Behavior in Affective Disorders

From the perspective of a family member or treating clinician, the most salient features of an affective disorder are the behavioral difficulties it drives. Most alarmingly, affective disorders often drive selfdestructive behavior. The vast majority of suicide victims can be diagnosed, in retrospect, with affective disorder. When the suicidal behavior does not result in death, it nevertheless may permanently strain relationships with those the patient intended to leave behind.

Suicide is the direst behavioral outcome of affective disorder, but not the only significant maladaptive behavior. At the core of maladaptive, affectively driven behaviors is the change in hedonic capacity that typically accompanies them. Where reward is absent, as in the anhedonic, depressed patient, experiences may seem flat and meaningless, and in many cases painful and enervating. A depressed patient may withdraw to bed, avoid family, friends, and work, and seek solace in alcohol or drugs.

When reward comes too easily or powerfully, as in mania, the impulse to spend, drive, and love recklessly, to flout the law and social mores, and to abuse alcohol and drugs is nearly irresistible. For the manic patient there is an indiscriminate sense of excitement over a world of newly perceived opportunities for enjoyment, resulting in costly, uninhibited, social and financial decisions.

It is important to note that affective disorders are not essential in such behaviors. Many people who attempt suicide, avoid work, spend recklessly, or drink heavily lack the signs and symptoms of affective disorders. Many patients with affective disorders (perhaps most) manage, somehow, to constrain their behavior.

Patients who change their behavior in the midst of an episode of affective disorder may benefit from confrontation and counseling about the consequences of their behavior. Some therapists think of the self-defeating and self-deprecating thoughts and attitudes that arise during depression as behaviors amenable to confrontation and redirection; this idea is the basis of cognitive therapy.

The degree of behavioral impairment associated with affective disorder can be a function not only of the severity of the symptoms, but also of the vulnerability of the patient to behavioral excess or instability.

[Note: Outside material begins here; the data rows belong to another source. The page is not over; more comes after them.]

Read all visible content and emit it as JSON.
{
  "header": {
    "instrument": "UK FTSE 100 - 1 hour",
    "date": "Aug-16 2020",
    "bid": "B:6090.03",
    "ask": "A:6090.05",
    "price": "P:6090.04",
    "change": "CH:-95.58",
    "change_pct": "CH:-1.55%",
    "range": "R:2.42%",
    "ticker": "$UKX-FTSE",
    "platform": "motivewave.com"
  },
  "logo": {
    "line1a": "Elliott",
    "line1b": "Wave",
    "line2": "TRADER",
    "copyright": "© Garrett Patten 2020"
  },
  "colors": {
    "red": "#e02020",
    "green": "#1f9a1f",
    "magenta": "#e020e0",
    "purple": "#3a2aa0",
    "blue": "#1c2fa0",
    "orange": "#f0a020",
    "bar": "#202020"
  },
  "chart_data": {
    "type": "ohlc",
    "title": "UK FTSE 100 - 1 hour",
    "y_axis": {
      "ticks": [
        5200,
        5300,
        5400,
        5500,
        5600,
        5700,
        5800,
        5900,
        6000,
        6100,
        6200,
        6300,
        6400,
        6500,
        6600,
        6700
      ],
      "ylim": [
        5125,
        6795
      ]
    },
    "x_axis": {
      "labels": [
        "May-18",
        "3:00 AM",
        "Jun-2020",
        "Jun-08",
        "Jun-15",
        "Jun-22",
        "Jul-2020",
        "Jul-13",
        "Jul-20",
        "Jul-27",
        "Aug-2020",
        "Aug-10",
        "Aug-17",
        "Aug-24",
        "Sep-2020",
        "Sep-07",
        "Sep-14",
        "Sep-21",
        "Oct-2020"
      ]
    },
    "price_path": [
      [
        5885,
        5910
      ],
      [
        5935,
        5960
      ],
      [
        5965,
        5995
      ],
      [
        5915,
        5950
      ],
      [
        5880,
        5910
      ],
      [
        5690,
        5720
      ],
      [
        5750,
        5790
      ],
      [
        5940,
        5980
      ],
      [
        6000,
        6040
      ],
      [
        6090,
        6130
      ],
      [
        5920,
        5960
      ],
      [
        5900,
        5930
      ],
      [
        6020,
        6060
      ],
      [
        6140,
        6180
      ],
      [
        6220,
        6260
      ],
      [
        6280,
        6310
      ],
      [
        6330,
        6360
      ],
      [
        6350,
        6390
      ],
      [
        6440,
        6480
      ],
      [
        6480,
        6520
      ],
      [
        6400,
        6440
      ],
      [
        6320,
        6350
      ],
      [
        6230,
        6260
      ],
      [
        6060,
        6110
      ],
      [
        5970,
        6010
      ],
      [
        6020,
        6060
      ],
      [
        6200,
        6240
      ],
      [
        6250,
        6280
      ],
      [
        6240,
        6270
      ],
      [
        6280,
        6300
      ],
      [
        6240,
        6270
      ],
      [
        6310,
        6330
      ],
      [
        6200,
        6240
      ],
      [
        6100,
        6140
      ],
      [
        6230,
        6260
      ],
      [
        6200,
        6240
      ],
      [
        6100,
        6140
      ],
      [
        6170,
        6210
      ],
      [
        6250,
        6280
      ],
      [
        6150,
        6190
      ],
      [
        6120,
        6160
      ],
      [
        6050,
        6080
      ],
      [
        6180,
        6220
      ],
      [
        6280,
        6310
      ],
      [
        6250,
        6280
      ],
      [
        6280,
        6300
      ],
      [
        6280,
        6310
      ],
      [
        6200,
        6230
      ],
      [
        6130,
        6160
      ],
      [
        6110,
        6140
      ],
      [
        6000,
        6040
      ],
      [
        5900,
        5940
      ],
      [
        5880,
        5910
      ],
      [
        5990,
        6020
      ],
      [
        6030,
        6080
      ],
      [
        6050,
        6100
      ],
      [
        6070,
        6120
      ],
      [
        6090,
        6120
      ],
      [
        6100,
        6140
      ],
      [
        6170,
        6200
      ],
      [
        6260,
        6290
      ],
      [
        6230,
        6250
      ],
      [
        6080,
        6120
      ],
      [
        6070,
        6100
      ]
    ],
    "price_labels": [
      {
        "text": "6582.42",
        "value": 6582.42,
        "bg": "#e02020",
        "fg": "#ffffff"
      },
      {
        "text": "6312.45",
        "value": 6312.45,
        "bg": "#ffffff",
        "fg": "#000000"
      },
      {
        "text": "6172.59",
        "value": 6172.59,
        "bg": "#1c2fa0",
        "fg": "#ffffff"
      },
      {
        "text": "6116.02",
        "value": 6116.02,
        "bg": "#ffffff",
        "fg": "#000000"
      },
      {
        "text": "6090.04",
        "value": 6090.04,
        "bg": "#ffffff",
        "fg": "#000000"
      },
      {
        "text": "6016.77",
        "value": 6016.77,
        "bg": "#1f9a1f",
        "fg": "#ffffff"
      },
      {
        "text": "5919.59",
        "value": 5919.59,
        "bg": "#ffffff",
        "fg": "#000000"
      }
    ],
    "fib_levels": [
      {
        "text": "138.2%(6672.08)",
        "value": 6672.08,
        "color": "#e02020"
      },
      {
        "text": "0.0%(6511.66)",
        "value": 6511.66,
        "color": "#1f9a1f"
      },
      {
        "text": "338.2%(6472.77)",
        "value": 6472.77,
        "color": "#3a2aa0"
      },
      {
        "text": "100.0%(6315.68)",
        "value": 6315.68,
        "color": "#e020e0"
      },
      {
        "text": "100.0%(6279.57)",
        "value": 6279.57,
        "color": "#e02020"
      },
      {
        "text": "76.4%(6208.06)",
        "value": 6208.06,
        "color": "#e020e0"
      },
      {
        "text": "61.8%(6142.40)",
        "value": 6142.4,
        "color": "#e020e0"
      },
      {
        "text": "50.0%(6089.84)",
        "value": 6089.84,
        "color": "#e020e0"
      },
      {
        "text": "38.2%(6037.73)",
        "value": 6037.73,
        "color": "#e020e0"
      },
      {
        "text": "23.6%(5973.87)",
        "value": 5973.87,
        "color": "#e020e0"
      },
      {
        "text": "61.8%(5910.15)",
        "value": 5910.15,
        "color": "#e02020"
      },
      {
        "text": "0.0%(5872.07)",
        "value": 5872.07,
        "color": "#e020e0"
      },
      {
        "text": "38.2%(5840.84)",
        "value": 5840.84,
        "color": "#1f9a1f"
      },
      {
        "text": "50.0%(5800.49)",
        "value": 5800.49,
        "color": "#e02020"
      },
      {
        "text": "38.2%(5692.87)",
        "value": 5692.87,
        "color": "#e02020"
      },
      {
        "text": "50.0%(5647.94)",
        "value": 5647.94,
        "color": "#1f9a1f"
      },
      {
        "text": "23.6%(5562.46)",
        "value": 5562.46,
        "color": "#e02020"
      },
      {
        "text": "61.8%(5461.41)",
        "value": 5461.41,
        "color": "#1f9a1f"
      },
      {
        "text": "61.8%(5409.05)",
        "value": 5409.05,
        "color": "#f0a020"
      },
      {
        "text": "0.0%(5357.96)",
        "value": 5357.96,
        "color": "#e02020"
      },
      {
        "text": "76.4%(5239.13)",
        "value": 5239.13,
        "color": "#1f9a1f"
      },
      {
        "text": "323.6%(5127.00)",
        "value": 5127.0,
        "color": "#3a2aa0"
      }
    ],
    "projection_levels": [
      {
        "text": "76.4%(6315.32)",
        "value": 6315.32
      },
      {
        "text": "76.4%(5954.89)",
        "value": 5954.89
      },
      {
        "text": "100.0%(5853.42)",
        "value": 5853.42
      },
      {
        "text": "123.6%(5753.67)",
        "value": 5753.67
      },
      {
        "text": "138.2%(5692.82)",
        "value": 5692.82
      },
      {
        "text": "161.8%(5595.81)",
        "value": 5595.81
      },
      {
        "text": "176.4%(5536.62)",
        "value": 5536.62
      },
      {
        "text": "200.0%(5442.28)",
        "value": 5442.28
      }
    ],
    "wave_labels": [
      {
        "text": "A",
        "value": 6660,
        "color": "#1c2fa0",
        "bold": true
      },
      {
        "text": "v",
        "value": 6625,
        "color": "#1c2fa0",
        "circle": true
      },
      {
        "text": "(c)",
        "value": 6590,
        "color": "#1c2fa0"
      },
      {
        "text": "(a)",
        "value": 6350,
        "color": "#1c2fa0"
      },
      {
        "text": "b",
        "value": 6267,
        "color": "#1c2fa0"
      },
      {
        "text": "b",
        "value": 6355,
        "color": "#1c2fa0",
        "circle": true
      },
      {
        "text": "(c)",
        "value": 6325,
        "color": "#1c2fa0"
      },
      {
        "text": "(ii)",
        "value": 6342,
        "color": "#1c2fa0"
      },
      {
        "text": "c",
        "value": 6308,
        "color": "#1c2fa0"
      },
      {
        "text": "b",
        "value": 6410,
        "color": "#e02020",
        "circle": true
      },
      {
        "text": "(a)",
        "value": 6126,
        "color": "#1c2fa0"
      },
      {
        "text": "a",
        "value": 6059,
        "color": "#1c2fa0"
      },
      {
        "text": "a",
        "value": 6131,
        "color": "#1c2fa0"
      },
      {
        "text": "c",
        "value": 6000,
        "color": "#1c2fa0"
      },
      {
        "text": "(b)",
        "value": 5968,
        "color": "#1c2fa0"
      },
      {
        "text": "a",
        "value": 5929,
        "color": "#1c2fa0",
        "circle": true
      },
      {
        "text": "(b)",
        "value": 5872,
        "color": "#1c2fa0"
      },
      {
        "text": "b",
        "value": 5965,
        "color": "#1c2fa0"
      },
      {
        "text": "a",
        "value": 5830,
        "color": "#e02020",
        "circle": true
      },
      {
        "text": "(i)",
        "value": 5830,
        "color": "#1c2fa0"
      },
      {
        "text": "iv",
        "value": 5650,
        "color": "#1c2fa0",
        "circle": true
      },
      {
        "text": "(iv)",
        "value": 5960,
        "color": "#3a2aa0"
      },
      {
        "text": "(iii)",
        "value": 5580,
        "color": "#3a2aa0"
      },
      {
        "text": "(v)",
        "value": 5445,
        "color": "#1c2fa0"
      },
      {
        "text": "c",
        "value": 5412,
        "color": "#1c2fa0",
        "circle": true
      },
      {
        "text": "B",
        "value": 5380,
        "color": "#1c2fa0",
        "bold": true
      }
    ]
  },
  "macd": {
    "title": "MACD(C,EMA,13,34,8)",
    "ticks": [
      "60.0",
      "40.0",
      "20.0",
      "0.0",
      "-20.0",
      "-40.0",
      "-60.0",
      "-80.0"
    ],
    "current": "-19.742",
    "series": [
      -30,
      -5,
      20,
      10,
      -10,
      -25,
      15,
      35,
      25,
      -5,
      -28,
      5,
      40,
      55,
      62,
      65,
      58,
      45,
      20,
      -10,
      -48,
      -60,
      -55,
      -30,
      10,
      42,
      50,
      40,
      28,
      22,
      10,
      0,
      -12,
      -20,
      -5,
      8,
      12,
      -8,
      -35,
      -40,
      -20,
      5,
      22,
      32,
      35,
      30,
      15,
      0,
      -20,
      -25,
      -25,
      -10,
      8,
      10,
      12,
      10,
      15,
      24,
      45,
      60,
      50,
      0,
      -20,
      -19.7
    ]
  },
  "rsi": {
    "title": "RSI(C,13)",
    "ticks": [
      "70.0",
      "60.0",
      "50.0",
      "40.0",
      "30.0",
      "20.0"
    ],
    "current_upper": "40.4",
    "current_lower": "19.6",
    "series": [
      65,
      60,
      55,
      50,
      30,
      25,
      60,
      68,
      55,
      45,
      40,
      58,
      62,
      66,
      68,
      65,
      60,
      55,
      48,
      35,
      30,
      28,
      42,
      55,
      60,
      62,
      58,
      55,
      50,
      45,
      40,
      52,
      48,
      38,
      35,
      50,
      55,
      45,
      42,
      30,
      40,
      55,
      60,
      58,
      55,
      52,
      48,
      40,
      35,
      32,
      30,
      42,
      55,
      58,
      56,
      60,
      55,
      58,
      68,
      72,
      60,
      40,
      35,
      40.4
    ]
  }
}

A libertine when stable is more likely than a saint to engage in reckless acts when affectively ill, if only because the means to such acts are more familiar. An academically and economically marginal college student knocked out of school by affective illness may have a harder time getting back on track than a middle-class mid-career middle manager in a solid marriage.

A student not only lacks the benefit of a structured life upon which to recover, but may also have the option unavailable to the older person of re-entering a state of dependency on parents, a state that may reinforce functional debilitation. Patients and families are wisely counseled not to make major changes in career, family, or housing in the midst of an episode of mania or depression. The fewer the changes, the less the risk of serious impairment, and the easier the rehabilitation once the episode clears.